Бурнин не вступал в разговоры. Он вдруг почувствовал последнюю, смертную слабость, такую, что сам удивился.

— Ты что, браток? — заботливо спросил Бурнина Силантий.

— А что?

— Да лица на тебе не стало.

— Черт его знает, ведь я, должно быть, больной и лопатки и ребра колет, особенно сильно, когда вздохнуть или кашлять, — признался Бурнин.

— Воспаление легких, пожалуй! — сказал кто-то.

— А ну вас, товарищи, к черту! Вас послушаешь, да и помрешь! Отлежал человек бока, вот и больно! — взъелся Силантий.

Было ли то воспаление легких или просто он отлежал бока, Анатолий не знал. Но сил больше не было. На территорию лагеря он входил едва волоча ноги, будто из отсыревшей глины, нестойкие, ломкие ноги...

Оказалось, что лишь лазарет находится в казармах артиллеристов, а рабочий лагерь — в помещениях гаражного типа, где до войны стояли орудия, и в хозяйственных зданиях городка...

«Черт с ними совсем! Добраться бы хоть до гаража, только бы отдохнуть!» — думал Бурнин.

— По трое разберись! Нале-во! Равняйсь! — командовал красноармеец с белой повязкой на рукаве с буквою «Р». В руках у него была плеть.

— Что за малый? Что значит «Р»? — спрашивали пленные друг у друга.

— Не «Р», а «П» немецкое — полицейский, фашистский прихвостень! — пояснил кто-то.

— То есть как это — полицейский? Русский?! — раздались голоса удивленных людей. — Смотри — на своих, на советских, и с плетью! Вот гнида!

— Смир-рна! — зычно скомандовал «прихвостень». С обширного пустыря перед лагерем дул нестерпимо холодный ветер. Пленные переминались с ноги на ногу, ежились.

— «Смирно» была команда, слыхали?! — со злостью выкрикнул полицейский. — Военные люди... — и он грязно выругался.

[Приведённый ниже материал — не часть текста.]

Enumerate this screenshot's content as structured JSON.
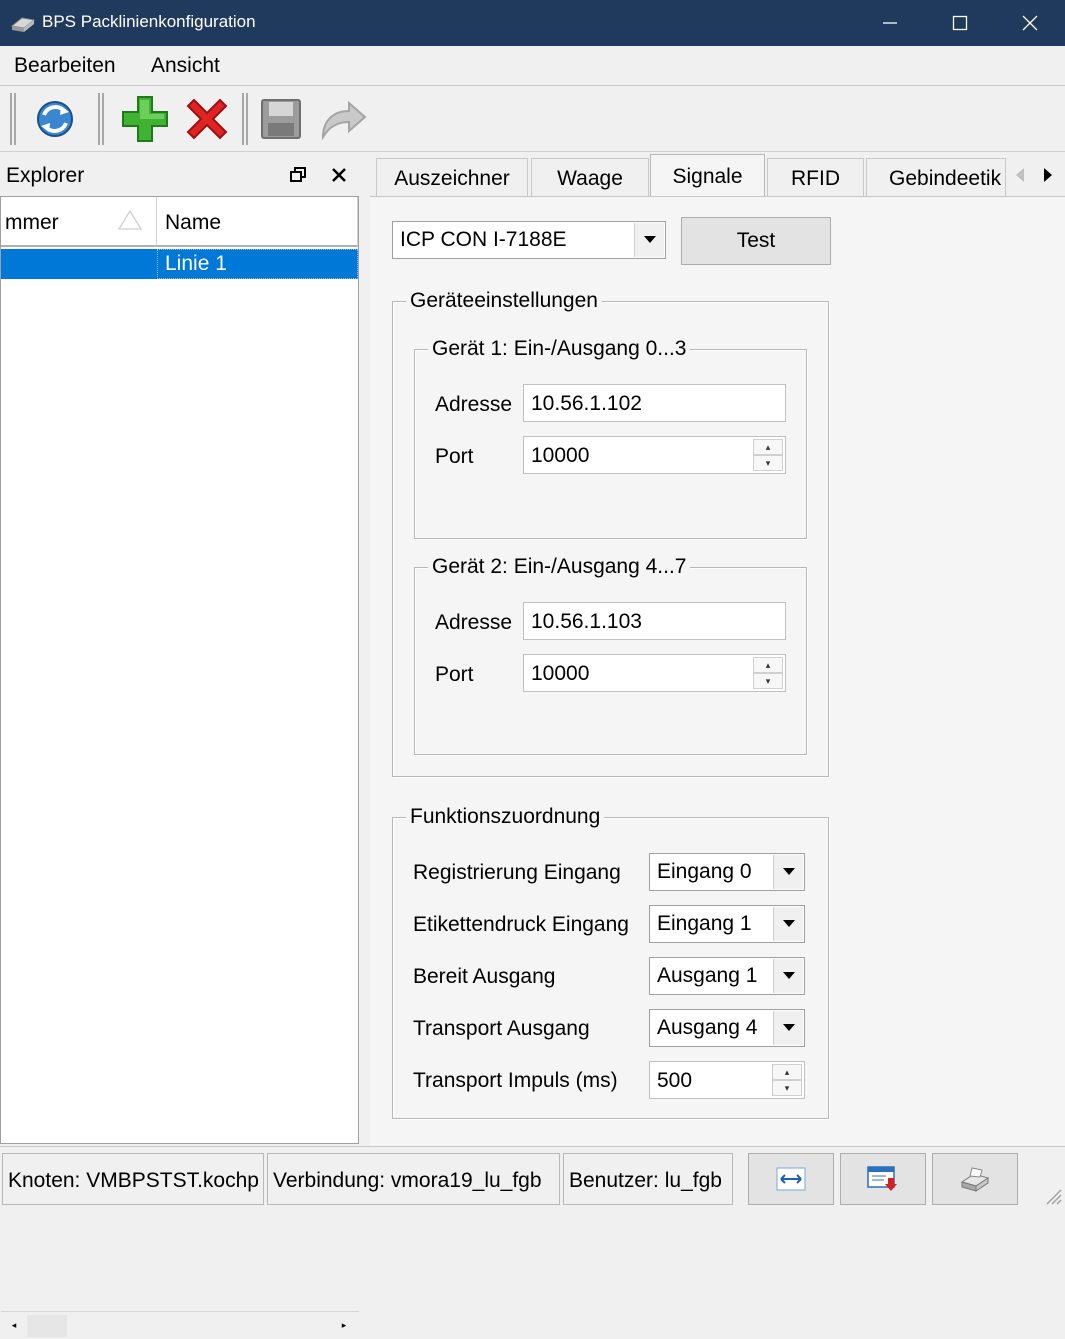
{
  "window": {
    "title": "BPS Packlinienkonfiguration"
  },
  "menu": {
    "items": [
      "Bearbeiten",
      "Ansicht"
    ]
  },
  "explorer": {
    "title": "Explorer",
    "columns": [
      "mmer",
      "Name"
    ],
    "rows": [
      {
        "nummer": "",
        "name": "Linie 1",
        "selected": true
      }
    ]
  },
  "tabs": {
    "items": [
      "Auszeichner",
      "Waage",
      "Signale",
      "RFID",
      "Gebindeetik"
    ],
    "active": "Signale"
  },
  "signale": {
    "device_type": "ICP CON I-7188E",
    "test_label": "Test",
    "geraeteeinstellungen": {
      "legend": "Geräteeinstellungen",
      "geraet1": {
        "legend": "Gerät 1: Ein-/Ausgang 0...3",
        "address_label": "Adresse",
        "address": "10.56.1.102",
        "port_label": "Port",
        "port": "10000"
      },
      "geraet2": {
        "legend": "Gerät 2: Ein-/Ausgang 4...7",
        "address_label": "Adresse",
        "address": "10.56.1.103",
        "port_label": "Port",
        "port": "10000"
      }
    },
    "funktionszuordnung": {
      "legend": "Funktionszuordnung",
      "rows": [
        {
          "label": "Registrierung Eingang",
          "value": "Eingang 0"
        },
        {
          "label": "Etikettendruck Eingang",
          "value": "Eingang 1"
        },
        {
          "label": "Bereit Ausgang",
          "value": "Ausgang 1"
        },
        {
          "label": "Transport Ausgang",
          "value": "Ausgang 4"
        }
      ],
      "impuls_label": "Transport Impuls (ms)",
      "impuls_value": "500"
    }
  },
  "statusbar": {
    "knoten": "Knoten: VMBPSTST.kochp",
    "verbindung": "Verbindung: vmora19_lu_fgb",
    "benutzer": "Benutzer: lu_fgb"
  },
  "colors": {
    "titlebar": "#1f3a5c",
    "selection": "#0078d7"
  }
}
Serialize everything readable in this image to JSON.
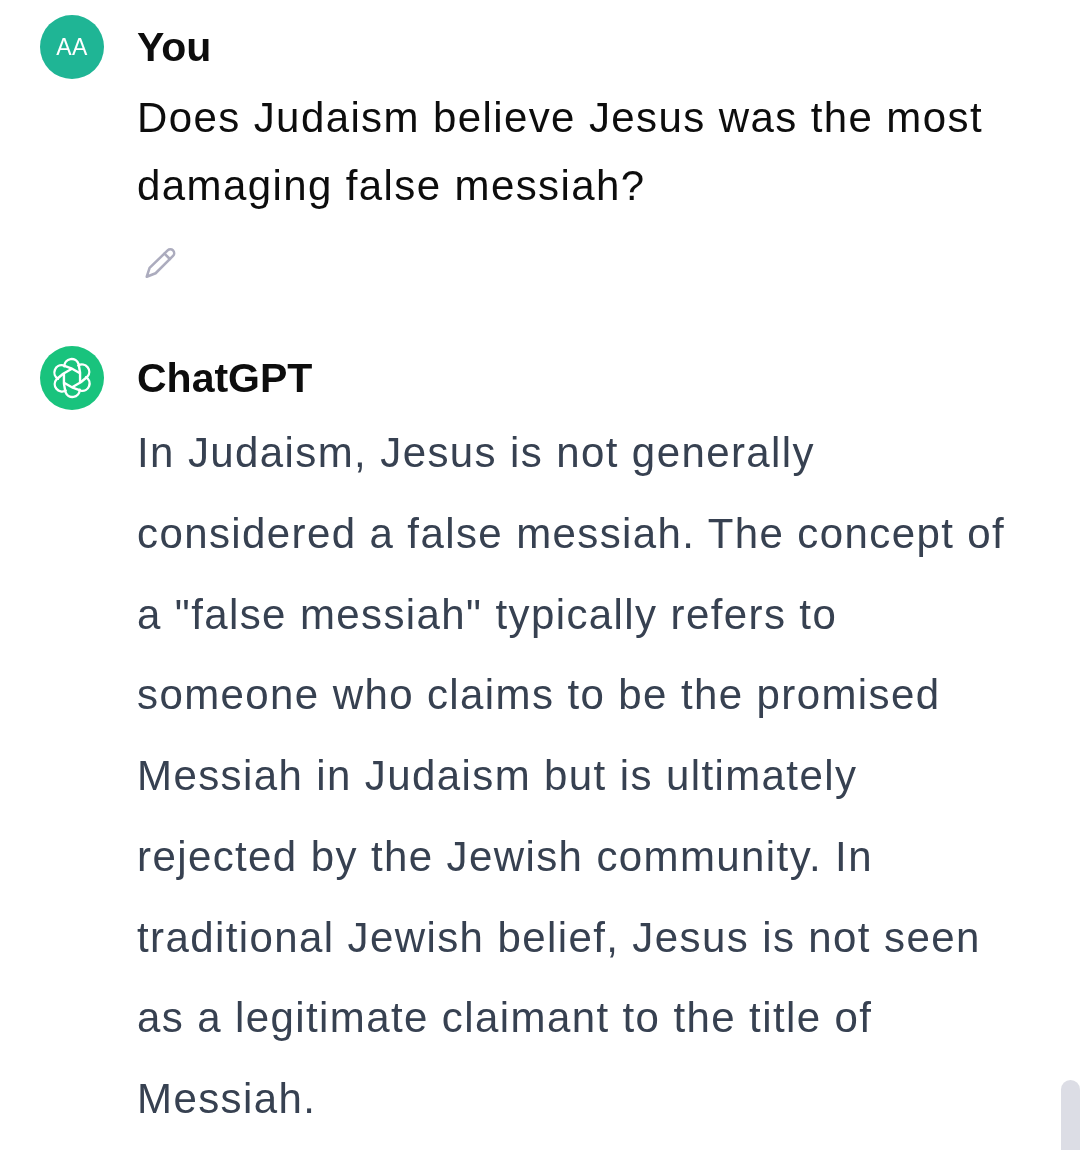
{
  "messages": [
    {
      "kind": "user",
      "avatar_initials": "AA",
      "author": "You",
      "text": "Does Judaism believe Jesus was the most damaging false messiah?"
    },
    {
      "kind": "assistant",
      "author": "ChatGPT",
      "text": "In Judaism, Jesus is not generally considered a false messiah. The concept of a \"false messiah\" typically refers to someone who claims to be the promised Messiah in Judaism but is ultimately rejected by the Jewish community. In traditional Jewish belief, Jesus is not seen as a legitimate claimant to the title of Messiah."
    }
  ]
}
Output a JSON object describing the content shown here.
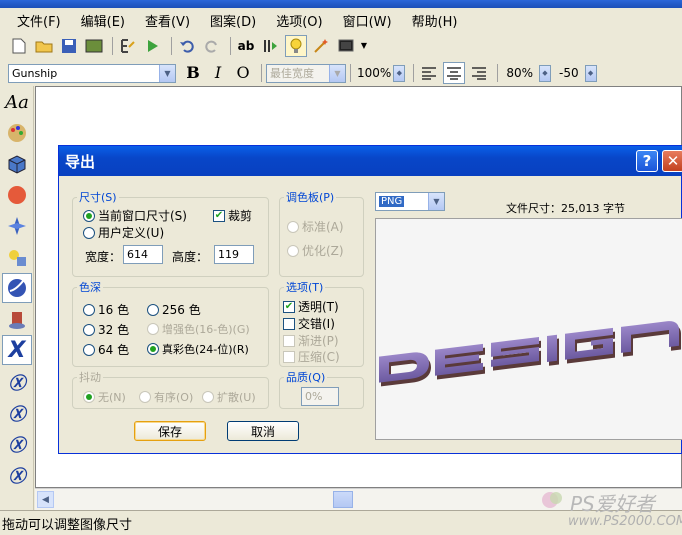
{
  "menubar": {
    "items": [
      {
        "label": "文件(F)"
      },
      {
        "label": "编辑(E)"
      },
      {
        "label": "查看(V)"
      },
      {
        "label": "图案(D)"
      },
      {
        "label": "选项(O)"
      },
      {
        "label": "窗口(W)"
      },
      {
        "label": "帮助(H)"
      }
    ]
  },
  "format_toolbar": {
    "font_name": "Gunship",
    "bold": "B",
    "italic": "I",
    "outline": "O",
    "best_width": "最佳宽度",
    "zoom": "100%",
    "scale": "80%",
    "offset": "-50"
  },
  "left_tools": {
    "text_tool": "Aa"
  },
  "dialog": {
    "title": "导出",
    "help": "?",
    "close": "✕",
    "size_group": {
      "legend": "尺寸(S)",
      "current_window": "当前窗口尺寸(S)",
      "crop": "裁剪",
      "custom": "用户定义(U)",
      "width_label": "宽度：",
      "width_value": "614",
      "height_label": "高度：",
      "height_value": "119"
    },
    "palette_group": {
      "legend": "调色板(P)",
      "standard": "标准(A)",
      "optimized": "优化(Z)"
    },
    "color_depth_group": {
      "legend": "色深",
      "c16": "16 色",
      "c256": "256 色",
      "c32": "32 色",
      "enhanced16": "增强色(16-色)(G)",
      "c64": "64 色",
      "truecolor": "真彩色(24-位)(R)"
    },
    "options_group": {
      "legend": "选项(T)",
      "transparent": "透明(T)",
      "interlace": "交错(I)",
      "progressive": "渐进(P)",
      "compress": "压缩(C)"
    },
    "dither_group": {
      "legend": "抖动",
      "none": "无(N)",
      "ordered": "有序(O)",
      "diffuse": "扩散(U)"
    },
    "quality_group": {
      "legend": "品质(Q)",
      "value": "0%"
    },
    "format_value": "PNG",
    "file_size_label": "文件尺寸：25,013 字节",
    "save_button": "保存",
    "cancel_button": "取消"
  },
  "status": {
    "text": "拖动可以调整图像尺寸"
  },
  "watermark": {
    "brand": "PS爱好者",
    "url": "www.PS2000.COM"
  }
}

К нему подошел молодой немец, унтер-офицер, и, обращаясь к пленным, заговорил по-русски:

— Прежде чем получайт обед, есть приказ выводить из ряды евреев и комиссаров. Если есть евреи и комиссары, они должны выходить из строй.

— Комиссарам, политрукам и евреям выйти из строя! — крикнул малый с повязкой полицейского. — А ну, выходи, живо!

Из строя никто не вышел.

Немец заговорил:

— Немецкое командование знайт, что комиссар и еврей из строй сам не выйдет. Когда им командоваль выходить, то хотель, чтобы русский люди понимайт, что они есть трусливый. Русский пленный сами должны называйт евреев и комиссаров.

— А вы, ребята, не бойтесь. Выталкивайте их взашей из рядов, а то весь обед простынет! — поощрял полицейский.

— Шкура ты, сволочь! — раздался из колонны охрипший голос.

— Вот он и сам откликнулся, жид-комиссар! — обрадовался полицейский. — Ну где ты там, выходи!

Колонна молчала. Люди были недвижны, только один человек упал на землю, потеряв последние силы.

— Встать! — закричал на него полицейский. — Встать, живо! Вставай, сволочь!

Он подбежал к упавшему и ударил его в бок сапогом.

— Больной он, не может стоять. Чего бьешь! — вступился сосед упавшего.

— Молчать! — Полицейский наотмашь ударил заступника по лицу.

Тот тоже рухнул.

— Встать! — заорал полицейский.

Пленный поднялся, рукавом вытирая с лица кровь, но первый упавший лежал.

Подошел немец и выстрелил из пистолета в голову лежачего.

«Вот и я сейчас так упаду, — подумал Бурнин. — И меня он пристрелит. А может, и лучше, чем гнуться под плетью!»

Он впервые за все время повел глазами по сторонам и увидал, что полицейских вокруг десятка два, немцев с автоматами тоже всего с десяток.

«До чего же мы ослабли в дороге! — подумал Бурнин. — Ведь нас больше тысячи, а мы эту тварь не смеем прикончить!»

— Колонна вся будет стояйт, пока назовет евреев и комиссаров! — объявил унтер переводчик.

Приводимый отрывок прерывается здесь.